幼稚園バス
二人の前で、幼稚園バスの扉が開く。
渋い顔のまま、服部は朱音とともにバスに乗り込んだ。
「服部、早く座れ!」
運転手が声を上げる。
「猿上か」
その男は、服部の同期ともいうべき男だ。伊賀流の中でも、その腕は服部と肩を並べることができる男だ。とはいえ、最近はあまりこうした実戦部隊に参加することはなかった男だ。
「斎王さまはこっち」
にっこり笑った女の幼児が朱音の手を引き、自分の前に座らせた。
車内には、その幼児と運転手の猿上だけだ。
幼稚園バスというのは、幼稚園児が乗るように作られている。
ゆえに、大人が乗るには、いろいろと不便だ。座席が、低いのである。服部は出入り口付近の比較的広い椅子に腰を掛けた。
おそらくは、保育士が座ることが多い場所であろう。
二人が座ったのを確認して、バスが動き始めた。
「まさか、文乃が来るとはな」
「幼稚園バスに幼児が乗っていないのは、おかしいであろう?」
およそ幼児に似つかわしくない口調で、幼児はのたまう。
「この子は?」
「伊賀流くのいちの文乃だ」
「いつも服部が世話になっております」
幼児、文乃がぺこりと頭を下げた。
「いくらなんでも、危険です。

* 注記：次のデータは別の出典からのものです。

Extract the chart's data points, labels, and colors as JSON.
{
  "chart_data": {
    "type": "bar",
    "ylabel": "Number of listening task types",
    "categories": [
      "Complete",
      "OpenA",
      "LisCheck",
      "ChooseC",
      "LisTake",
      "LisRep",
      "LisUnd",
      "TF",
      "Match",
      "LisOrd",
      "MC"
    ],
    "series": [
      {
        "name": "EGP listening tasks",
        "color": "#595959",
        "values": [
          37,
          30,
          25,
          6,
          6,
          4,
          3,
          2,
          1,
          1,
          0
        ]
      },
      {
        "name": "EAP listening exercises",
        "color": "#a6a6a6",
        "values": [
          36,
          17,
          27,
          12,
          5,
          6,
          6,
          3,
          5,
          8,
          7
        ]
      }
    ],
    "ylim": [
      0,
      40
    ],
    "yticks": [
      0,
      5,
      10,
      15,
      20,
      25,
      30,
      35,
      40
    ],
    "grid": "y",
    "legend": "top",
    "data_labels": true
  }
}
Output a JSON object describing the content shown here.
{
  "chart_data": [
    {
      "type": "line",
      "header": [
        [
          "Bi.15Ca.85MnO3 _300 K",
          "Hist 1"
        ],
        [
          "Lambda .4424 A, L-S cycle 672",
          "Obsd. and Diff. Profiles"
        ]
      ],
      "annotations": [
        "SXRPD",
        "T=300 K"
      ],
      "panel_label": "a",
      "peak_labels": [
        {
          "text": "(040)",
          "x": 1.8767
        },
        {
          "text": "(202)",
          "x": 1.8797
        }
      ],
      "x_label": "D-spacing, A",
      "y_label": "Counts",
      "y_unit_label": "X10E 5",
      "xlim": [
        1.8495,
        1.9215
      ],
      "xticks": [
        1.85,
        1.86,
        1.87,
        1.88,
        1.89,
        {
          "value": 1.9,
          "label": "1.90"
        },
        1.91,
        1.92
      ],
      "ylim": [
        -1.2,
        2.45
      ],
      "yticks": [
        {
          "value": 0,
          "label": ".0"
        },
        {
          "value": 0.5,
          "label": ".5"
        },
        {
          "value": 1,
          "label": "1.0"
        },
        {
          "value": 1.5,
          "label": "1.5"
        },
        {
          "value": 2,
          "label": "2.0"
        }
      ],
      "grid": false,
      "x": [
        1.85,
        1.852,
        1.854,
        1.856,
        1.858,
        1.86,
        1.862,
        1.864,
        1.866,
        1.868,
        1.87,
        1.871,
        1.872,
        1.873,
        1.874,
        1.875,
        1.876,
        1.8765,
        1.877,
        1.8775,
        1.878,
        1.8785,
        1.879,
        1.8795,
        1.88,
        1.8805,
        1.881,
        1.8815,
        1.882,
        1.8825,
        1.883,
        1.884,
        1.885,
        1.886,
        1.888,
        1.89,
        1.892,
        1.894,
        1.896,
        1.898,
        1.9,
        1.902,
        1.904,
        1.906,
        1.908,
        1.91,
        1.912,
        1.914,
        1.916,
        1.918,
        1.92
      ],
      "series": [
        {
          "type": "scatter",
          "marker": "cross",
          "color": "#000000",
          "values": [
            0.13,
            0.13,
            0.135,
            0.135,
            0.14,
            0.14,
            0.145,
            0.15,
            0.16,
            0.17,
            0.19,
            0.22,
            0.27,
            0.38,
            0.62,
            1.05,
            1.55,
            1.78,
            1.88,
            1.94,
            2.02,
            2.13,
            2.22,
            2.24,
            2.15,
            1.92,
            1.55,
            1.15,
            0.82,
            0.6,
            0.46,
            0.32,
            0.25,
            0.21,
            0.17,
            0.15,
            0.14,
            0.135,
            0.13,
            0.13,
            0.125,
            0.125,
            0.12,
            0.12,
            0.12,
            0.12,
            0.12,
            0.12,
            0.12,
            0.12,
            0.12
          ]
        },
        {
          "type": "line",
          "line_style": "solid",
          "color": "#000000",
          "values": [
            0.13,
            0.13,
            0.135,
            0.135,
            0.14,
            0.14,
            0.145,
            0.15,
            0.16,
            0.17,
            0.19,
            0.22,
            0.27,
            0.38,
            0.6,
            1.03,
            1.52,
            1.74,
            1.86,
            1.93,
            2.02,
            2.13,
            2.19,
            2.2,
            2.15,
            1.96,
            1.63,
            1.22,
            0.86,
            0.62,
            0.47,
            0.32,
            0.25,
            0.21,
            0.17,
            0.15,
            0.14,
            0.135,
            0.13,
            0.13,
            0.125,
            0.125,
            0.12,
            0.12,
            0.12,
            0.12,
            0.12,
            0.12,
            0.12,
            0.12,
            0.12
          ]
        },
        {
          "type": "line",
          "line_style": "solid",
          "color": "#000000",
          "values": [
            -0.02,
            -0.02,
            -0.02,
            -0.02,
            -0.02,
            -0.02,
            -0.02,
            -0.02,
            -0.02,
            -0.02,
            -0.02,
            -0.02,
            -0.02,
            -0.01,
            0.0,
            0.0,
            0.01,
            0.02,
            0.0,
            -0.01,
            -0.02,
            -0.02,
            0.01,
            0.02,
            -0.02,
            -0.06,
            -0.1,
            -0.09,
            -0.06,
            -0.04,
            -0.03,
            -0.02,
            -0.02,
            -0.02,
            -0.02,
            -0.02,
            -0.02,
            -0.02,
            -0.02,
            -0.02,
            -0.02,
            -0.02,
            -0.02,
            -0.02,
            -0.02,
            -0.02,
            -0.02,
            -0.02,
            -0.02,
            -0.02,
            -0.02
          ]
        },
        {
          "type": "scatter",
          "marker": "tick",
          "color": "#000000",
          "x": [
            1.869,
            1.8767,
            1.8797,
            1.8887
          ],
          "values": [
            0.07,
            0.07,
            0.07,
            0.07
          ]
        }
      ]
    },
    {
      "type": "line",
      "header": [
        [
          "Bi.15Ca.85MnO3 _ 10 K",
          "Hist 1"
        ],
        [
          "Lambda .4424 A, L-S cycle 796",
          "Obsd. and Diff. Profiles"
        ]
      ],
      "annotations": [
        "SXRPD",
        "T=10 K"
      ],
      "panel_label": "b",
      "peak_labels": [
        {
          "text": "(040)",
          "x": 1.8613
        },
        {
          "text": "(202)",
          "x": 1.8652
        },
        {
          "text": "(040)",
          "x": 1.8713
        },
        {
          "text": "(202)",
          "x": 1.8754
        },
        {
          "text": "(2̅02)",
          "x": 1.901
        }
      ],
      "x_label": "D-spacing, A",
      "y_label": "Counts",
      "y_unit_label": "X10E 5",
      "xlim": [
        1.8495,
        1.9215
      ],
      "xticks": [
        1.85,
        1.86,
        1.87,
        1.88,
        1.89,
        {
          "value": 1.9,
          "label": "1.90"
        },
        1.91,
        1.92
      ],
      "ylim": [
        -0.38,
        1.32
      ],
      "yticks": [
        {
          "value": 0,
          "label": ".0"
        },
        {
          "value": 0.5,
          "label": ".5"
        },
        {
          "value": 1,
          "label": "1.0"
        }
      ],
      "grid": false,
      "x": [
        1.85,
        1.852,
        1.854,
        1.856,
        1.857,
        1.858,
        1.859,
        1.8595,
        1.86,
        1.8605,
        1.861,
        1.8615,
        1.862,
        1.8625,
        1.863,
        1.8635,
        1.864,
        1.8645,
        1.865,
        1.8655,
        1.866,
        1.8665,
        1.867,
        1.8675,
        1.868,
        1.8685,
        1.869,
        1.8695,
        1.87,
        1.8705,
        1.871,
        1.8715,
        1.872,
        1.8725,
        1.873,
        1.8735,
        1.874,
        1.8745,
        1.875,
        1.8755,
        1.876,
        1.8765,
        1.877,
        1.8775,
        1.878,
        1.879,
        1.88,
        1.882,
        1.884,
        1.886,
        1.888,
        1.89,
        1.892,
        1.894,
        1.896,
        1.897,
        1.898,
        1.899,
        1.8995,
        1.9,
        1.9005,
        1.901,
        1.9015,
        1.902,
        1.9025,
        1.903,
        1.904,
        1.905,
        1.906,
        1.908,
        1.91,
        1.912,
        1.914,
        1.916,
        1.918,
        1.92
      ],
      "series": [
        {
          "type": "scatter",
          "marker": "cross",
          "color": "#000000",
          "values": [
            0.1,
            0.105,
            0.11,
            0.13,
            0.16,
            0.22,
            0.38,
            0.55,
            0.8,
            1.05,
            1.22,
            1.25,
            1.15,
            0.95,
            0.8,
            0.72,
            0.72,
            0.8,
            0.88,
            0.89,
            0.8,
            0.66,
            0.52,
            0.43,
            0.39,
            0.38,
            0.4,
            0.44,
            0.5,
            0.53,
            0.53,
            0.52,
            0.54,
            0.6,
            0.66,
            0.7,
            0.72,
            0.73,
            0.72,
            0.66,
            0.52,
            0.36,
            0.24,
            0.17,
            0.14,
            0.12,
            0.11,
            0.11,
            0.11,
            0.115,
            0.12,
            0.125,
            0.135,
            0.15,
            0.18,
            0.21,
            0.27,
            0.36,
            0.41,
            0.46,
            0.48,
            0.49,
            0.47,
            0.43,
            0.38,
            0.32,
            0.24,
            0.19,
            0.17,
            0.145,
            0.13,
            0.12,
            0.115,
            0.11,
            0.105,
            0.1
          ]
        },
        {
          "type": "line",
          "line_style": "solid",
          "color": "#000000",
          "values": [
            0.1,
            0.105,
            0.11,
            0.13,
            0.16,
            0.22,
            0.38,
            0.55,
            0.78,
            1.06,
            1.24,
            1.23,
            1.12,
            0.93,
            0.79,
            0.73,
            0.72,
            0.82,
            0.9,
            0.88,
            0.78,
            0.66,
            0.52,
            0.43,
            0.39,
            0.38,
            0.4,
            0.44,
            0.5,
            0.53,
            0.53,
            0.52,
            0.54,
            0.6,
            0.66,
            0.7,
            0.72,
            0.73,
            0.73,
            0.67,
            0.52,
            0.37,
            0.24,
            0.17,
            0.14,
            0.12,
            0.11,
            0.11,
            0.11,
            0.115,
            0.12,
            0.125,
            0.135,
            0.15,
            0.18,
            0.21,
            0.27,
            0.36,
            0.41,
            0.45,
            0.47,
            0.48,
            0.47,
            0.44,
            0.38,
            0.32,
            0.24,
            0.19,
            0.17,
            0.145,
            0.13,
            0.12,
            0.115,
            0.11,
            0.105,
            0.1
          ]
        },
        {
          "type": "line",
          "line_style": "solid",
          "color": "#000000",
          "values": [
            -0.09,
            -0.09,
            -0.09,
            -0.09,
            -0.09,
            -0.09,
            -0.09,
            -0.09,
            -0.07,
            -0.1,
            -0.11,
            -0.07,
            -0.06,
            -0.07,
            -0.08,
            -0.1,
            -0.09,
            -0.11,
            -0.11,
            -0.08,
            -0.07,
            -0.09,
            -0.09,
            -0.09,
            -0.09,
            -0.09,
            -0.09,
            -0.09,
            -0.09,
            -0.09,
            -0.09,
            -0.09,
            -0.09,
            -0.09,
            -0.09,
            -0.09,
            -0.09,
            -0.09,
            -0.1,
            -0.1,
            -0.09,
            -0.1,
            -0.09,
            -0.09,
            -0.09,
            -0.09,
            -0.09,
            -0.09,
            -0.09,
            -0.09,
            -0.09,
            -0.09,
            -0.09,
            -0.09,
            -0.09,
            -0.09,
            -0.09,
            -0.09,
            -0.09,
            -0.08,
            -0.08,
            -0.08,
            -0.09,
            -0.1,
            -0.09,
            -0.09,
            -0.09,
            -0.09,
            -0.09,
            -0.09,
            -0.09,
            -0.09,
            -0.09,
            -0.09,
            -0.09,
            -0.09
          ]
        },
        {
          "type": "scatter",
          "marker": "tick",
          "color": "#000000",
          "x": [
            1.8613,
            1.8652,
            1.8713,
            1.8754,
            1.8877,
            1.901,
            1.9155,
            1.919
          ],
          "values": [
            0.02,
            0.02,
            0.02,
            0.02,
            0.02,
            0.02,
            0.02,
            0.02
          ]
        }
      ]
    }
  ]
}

こんな小さな子を巻き込んでは」
朱音の危惧はしごくまっとうではある。
「安心しろ。文乃は、普通の幼児では、ない」
「あたち、伊賀流の免許皆伝なの」
問いかけるような朱音の視線に、服部は頷く。
幼児にして幼児にあらず。
先日も、幼稚園バス乗っ取りを企てた悪党三人を、文乃一人で撃退した。さらには、幼児である特権を生かし、VIPを人知れず護衛することも得意である。相手が幼児に油断することを差し引いても、文乃の経歴は、すでにベテランの域に達している。
「しかし、このプランが通るとはな」
「服部、ダメって言ったね」
「当然だ」
文乃の参加はともかくとして、幼稚園バスは、リスクが大きい。
目立つし、防御性も低く、スピードが出ない。しかも、大人が乗るには、少々乗り心地が悪い。
「猿上、どうだ?」
服部は車窓を見ながら声をかける。
バスはゆっくりと確実に内宮への道を走っているようだ。
「はい。順調です。まもなく内宮に着きます」
「そうか」
服部は、窮屈な椅子に座りながら、頭を振った。
「でも、こんなバスに乗れるとは思ってなかったから、楽しいです」
笑みを浮かべた朱音の顔に、やや緊張の色がにじむ。
その時を間近にプレッシャーを感じているのかもしれない。
バスはゆっくりと駐車場に入っていった。
扉が開き、文乃と朱音、服部がおりる。
「文乃」
服部は参道をにらむ。
「やっぱり、こうなったね」
文乃が頷いた。望んではいなかったが、ある意味、予測通りの展開だ。
文乃は朱音の手を引き、ゆっくり歩きはじめ、服部は、懐に手を入れたままため息をつく。
「あたちが突破をかける」
「承知」
文乃は走り出した。幼児ではありえないスピードだ。
「朱音、少し我慢しろ」
服部は、ひょいと朱音の身体を姫抱きにする。
「へ? ちょ、ちょっと服部さん?」
驚く朱音にかまわず、服部は跳ぶように走り出した。
「ええええ?!」
穏やかな日の光の下。手裏剣の雨が降り始めた。